Review: Sub Shop Workers Go Rogue in “American Hero”

A dreary sandwich shop in a soulless strip mall is the setting for Bess Wohl’s thought-provoking, if unevenly seasoned “American Hero,” a comedy about three “sandwich artists” left to pick up the Sun Chips when they’re abandoned by the store manager and his corporate overlords.

Directed by Leigh Silverman, a Tony nominee for the Roundabout’s stirring musical “Violet,” “Hero” is an offering from Second Stage Theatre’s uptown series, which focuses on emerging playwrights. Wohl is both a writer and an actress, whose on-screen credits include the Jodie Foster thriller “Flightplan."

In “American Hero,” Wohl’s minimum-wage workers are a trio of post-recession archetypes: a single-mom hoping to prevail in a custody battle (2ST vet Ari Graynor, of "The Little Dog Laughed"); an MBA recently axed from his banking job (Jerry O’Connell, last seen on Broadway in “Seminar”); and an awkward teen (Erin Wilhelmi), exhausted by her other gig at a taco joint.

The three are the inaugural employees at a toasted subs franchise with a cloyingly methodical South Asian manager (Daoud Heidami, fine as a by-the-books drone) who probably isn’t a terrorist, as the crew briefly suspects, but is definitely a bozo—he’s sunk nearly half a million into a franchise “opportunity” with slim odds of success.

We meet this awkward gang during a training session, as Heidami’s Bob is passionlessly teaching the charges how to make a sandwich per the corporate manual. When Bob doesn’t show up for the grand opening, Jamie (Graynor), Ted (O’Connell) and Sheri (Wilhelmi, above, with Heidami) are forced to examine whether the rudderless sub shop has the makings of a viable lifeboat for any of them.

This is the point in “American Hero” where you’re meant to stop and wonder: Why don’t these three just leave, since their paychecks walked out the door alongside Bob? It’s a question Wohl answers only half-heartedly, and it leaves the rest of the 90-minute piece on shaky ground. “This f—ing place. It’s all I have,” kvetches Ted, the father of two now forced to live with his in-laws. It just isn't plausible that there would be no comparable jobs anywhere else in this humdrum town.

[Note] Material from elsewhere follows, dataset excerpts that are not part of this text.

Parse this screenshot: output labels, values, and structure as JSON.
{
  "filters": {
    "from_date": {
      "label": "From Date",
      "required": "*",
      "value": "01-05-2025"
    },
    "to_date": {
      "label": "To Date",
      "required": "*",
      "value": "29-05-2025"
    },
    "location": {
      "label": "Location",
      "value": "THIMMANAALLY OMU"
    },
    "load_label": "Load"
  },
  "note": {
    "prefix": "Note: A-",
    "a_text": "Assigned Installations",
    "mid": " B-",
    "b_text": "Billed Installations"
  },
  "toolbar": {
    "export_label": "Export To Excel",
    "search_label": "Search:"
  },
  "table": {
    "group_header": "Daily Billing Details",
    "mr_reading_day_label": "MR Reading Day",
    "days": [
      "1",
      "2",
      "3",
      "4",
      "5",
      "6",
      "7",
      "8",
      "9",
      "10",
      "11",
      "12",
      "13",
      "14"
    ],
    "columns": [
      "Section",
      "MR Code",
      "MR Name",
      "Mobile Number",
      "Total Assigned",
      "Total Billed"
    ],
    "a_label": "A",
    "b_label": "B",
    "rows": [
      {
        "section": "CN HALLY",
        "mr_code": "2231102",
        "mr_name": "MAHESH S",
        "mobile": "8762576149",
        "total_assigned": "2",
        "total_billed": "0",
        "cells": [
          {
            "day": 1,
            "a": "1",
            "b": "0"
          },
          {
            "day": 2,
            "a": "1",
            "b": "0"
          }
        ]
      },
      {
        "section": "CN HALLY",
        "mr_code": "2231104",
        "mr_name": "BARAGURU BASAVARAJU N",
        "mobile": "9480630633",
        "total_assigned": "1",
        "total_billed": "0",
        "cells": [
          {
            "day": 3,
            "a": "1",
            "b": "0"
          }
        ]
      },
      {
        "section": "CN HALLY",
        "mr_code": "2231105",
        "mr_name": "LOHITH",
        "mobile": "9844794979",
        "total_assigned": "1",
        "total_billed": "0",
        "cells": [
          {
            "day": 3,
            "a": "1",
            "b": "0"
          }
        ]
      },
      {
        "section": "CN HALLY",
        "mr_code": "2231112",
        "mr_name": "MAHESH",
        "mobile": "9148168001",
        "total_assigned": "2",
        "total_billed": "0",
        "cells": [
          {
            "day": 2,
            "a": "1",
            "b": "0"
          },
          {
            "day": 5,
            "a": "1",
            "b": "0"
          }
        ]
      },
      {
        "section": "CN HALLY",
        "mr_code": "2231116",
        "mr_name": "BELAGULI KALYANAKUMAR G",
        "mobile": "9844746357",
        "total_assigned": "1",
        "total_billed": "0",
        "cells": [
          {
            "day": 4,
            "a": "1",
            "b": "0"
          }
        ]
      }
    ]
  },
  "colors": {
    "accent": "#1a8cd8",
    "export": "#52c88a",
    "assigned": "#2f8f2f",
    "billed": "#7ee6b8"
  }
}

Graynor, of the just-axed TV comedy “Bad Teacher,” is a reliable comic presence, notably as she attempts to seduce strait-laced Ted—this is Jamie’s first gig since being fired from SuperCuts “for stealing mousse.” O’Connell uses his 6-foot-2-inch frame to fine effect, creating a character who is, in all senses, too big a fish to operate in this small a pond. The lesser-known Wilhelmi (recently of The Public’s “The Great Immensity”) does yeoman’s work, as the one employee with a vision for getting out of this mess.

The climax exposes a Russian nesting doll of corporate misery, straight up to the CEO's office. At times, “American Hero” makes you feel as if you’re being bonked on the head with a foot-long loaf of 9-grain wheat, but we do get Wohl’s point: no matter where you fall on the food chain, you’re bound to encounter frustration in a day and age when uniformity and profit are valued over creativity and inspiration.

“American Hero” calls to mind a range of anxiety-generating post-recession narratives, among them Laura Marks’ “Bethany,” which saw America Ferrera employed at a doomed Saturn dealership. Wohl’s dialogue can be as bland as iceberg lettuce or as peppery as arugula, but the ideas she’s toying with do, indeed, leave you plenty to chew on.